Eurogruppe lässt Athen zappeln

Griechenland muss auf Auszahlung der nächsten Kredittranche warten

Die griechische Regierung zapft letzte Finanzreserven an, um bis zur erhofften Auszahlung der nächsten Kredittranche flüssig zu bleiben.

Nichts geht mehr, heißt es heute im griechischen Luftverkehr. Wegen eines 24-stündigen Streiks der Fluglotsen wird es keine Flüge von und nach Griechenland geben. Die wichtigsten Airlines wollen versuchen, möglichst viele betroffene Passagiere auf Flüge nach dem Ausstand umzubuchen. Auch Ministerien, Behörden und Schulen sollen heute nach Gewerkschaftsangaben geschlossen bleiben.

Der Streik ist Teil der Proteste gegen die massiven Sparprogramme der Regierung und richtet sich insbesondere gegen den geplanten Abbau von 30 000 Stellen im öffentlichen Dienst. Diese Maßnahme ist der Teil der Sparpakete, der Umfragen zufolge unter den Griechen mehrheitsfähig ist. Allerdings treffen die meisten Maßnahmen alle Griechen und zunehmend auch die Beschäftigten im Privatsektor, die unter erheblich schlechteren Bedingungen arbeiten als die Staatsangestellten. Nach Informationen aus dem Athener Arbeitsministerium fordern die Experten der Troika aus EU, Europäischer Zentralbank und Internationalem Währungsfonds bei ihrem aktuellen Besuch die Aushebelung des Mindestlohns von monatlich netto 548 Euro.
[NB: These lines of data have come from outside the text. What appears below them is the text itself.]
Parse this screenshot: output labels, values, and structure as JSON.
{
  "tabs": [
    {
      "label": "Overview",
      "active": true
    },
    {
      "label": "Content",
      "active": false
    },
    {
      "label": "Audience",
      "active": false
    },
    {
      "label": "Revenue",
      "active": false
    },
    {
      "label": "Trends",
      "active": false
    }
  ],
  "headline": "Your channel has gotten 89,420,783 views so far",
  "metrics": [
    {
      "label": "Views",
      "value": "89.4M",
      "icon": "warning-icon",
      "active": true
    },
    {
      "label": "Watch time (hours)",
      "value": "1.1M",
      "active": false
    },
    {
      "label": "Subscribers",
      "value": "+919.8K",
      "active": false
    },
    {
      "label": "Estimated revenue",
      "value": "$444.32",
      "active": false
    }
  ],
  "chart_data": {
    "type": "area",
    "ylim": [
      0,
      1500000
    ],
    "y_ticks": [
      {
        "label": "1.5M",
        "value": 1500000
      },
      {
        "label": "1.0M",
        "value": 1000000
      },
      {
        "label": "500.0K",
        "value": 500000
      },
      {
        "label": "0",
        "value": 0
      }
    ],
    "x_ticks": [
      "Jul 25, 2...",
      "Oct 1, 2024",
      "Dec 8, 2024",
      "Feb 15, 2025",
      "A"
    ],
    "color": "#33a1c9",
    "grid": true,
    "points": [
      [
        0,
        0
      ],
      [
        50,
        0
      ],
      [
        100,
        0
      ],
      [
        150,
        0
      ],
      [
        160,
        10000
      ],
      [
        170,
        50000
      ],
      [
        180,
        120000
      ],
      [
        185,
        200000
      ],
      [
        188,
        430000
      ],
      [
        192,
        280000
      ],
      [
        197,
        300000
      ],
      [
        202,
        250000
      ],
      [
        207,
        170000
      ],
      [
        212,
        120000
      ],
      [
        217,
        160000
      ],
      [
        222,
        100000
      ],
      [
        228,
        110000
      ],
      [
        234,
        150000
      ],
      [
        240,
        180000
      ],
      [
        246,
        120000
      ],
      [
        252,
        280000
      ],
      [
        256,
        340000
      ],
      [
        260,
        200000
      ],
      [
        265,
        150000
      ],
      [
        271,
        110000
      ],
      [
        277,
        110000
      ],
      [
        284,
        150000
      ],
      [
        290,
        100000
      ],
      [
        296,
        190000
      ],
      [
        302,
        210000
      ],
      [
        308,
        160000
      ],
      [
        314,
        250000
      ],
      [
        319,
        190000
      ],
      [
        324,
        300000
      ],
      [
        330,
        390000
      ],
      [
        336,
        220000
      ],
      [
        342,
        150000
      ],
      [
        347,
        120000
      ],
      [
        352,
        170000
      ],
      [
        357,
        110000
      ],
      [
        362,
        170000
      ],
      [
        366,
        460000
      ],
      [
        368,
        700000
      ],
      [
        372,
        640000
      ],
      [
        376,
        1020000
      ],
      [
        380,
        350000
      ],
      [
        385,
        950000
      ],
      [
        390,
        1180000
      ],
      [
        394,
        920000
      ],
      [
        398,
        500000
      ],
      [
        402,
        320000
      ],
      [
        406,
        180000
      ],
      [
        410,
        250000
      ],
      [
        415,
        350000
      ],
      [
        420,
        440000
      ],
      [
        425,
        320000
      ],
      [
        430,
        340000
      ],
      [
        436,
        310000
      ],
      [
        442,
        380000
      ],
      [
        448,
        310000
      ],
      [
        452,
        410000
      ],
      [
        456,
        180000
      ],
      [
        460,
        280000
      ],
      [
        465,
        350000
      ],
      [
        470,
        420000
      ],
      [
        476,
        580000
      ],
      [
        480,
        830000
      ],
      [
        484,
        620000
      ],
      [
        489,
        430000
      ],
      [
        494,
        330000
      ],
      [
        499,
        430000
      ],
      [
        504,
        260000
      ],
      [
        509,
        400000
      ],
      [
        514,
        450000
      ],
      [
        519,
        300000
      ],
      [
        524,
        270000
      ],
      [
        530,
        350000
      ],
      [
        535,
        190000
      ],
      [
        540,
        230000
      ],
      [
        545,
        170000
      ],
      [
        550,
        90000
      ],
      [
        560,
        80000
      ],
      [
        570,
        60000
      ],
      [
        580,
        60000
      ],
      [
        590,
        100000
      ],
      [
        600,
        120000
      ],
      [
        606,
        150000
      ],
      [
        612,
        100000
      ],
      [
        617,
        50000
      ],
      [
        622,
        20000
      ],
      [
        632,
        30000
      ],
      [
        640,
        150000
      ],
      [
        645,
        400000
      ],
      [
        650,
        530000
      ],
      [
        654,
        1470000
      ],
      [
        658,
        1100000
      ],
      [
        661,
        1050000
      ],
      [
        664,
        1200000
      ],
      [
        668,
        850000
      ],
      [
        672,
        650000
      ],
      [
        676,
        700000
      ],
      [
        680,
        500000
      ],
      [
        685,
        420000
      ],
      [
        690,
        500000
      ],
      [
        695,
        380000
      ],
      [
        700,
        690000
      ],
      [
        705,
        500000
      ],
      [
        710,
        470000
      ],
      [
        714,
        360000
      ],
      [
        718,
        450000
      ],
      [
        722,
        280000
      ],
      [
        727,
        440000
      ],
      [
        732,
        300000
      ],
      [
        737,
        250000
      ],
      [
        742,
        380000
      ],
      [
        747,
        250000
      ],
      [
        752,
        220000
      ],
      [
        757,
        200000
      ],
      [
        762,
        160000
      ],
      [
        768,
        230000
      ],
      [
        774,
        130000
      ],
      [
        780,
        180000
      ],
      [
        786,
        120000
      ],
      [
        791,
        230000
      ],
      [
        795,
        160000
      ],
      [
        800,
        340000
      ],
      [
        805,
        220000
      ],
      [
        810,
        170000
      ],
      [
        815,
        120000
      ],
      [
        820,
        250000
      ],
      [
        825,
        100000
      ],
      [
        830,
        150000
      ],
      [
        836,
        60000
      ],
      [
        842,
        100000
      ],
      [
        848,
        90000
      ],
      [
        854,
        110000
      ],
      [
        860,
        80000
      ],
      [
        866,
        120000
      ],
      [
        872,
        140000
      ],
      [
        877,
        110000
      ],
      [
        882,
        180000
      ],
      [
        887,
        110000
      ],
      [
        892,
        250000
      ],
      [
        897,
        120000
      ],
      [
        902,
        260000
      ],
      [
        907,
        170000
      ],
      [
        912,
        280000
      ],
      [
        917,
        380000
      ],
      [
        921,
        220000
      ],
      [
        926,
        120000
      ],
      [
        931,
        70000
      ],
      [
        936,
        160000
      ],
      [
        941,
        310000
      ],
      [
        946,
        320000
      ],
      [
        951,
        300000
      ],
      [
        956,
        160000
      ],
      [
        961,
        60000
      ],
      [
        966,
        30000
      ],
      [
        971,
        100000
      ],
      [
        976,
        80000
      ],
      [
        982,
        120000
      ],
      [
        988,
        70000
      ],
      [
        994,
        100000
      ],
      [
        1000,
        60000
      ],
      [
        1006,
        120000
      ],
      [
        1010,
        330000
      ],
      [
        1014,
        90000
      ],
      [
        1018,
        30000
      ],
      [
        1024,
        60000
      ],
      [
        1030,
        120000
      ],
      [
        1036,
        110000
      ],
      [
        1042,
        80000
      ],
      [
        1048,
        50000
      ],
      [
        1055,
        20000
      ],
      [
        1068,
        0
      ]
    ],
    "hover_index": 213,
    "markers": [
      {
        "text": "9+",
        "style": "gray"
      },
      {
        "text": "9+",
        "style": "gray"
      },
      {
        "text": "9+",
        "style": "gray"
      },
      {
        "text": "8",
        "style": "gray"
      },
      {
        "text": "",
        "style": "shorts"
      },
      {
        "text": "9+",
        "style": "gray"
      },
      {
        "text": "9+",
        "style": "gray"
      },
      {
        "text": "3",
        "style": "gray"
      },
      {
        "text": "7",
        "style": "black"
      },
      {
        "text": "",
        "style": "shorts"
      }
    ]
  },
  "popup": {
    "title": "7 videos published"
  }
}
Auf betrieblicher Ebene sollen Tarifabschlüsse unterhalb dieser Grenze möglich werden.

Die Troika fordert zusätzliche harte Maßnahmen bis zur Auszahlung der fälligen Tranche aus dem noch nicht ausgeschöpften 110-Milliarden-Euro-Kreditpaket von Mai 2010. Die griechische Regierung hatte zuvor erklärt, sie werde das Defizitziel für dieses Jahr verfehlen, da die Sparmaßnahmen die Wirtschaft stärker schrumpfen lassen als erwartet. Während es bislang hieß, die Regierung in Athen benötige die frischen Gelder dringend, um die regulären Ausgaben tätigen zu können, erklärte Finanzminister Evangelos Venizelos jetzt: »Bis Mitte November - das ist klar - gibt es kein Problem.« Dem Vernehmen nach zapft die Regierung ihre letzte Finanzquelle an - einen in der Finanzkrise 2008 gegründeten Bankenrettungsfonds.

Die Finanzminister der Euro-Gruppe verschoben bei ihrem Treffen am Dienstagabend in Luxemburg die Freigabe der Kredittranche. Statt Mitte Oktober soll die Entscheidung nun erst Ende des Monats fallen. Im Kreis der Euro-Finanzminister wird indes auch das zweite Sparpaket für Griechenland vorbereitet. Eine Einigung gab es hier in dem monatelangen Streit über ein von Finnland gefordertes Pfand: Das Land erhält zusätzliche Sicherheiten für etwaige neue Kredite, muss dann aber niedrigere Zinsen hinnehmen. Unklar blieb aber weiter, ob sich die privaten Gläubiger stärker als bisher geplant beteiligen sollen.

Derweil intensiviert in Deutschland die kleine Regierungspartei FDP ihre Planspiele bezüglich eines Insolvenzverfahrens für hochverschuldete Staaten. Wirtschaftsminister Philipp Rösler hat laut einem »FAZ«-Bericht grobe Eckpunkte erarbeiten lassen.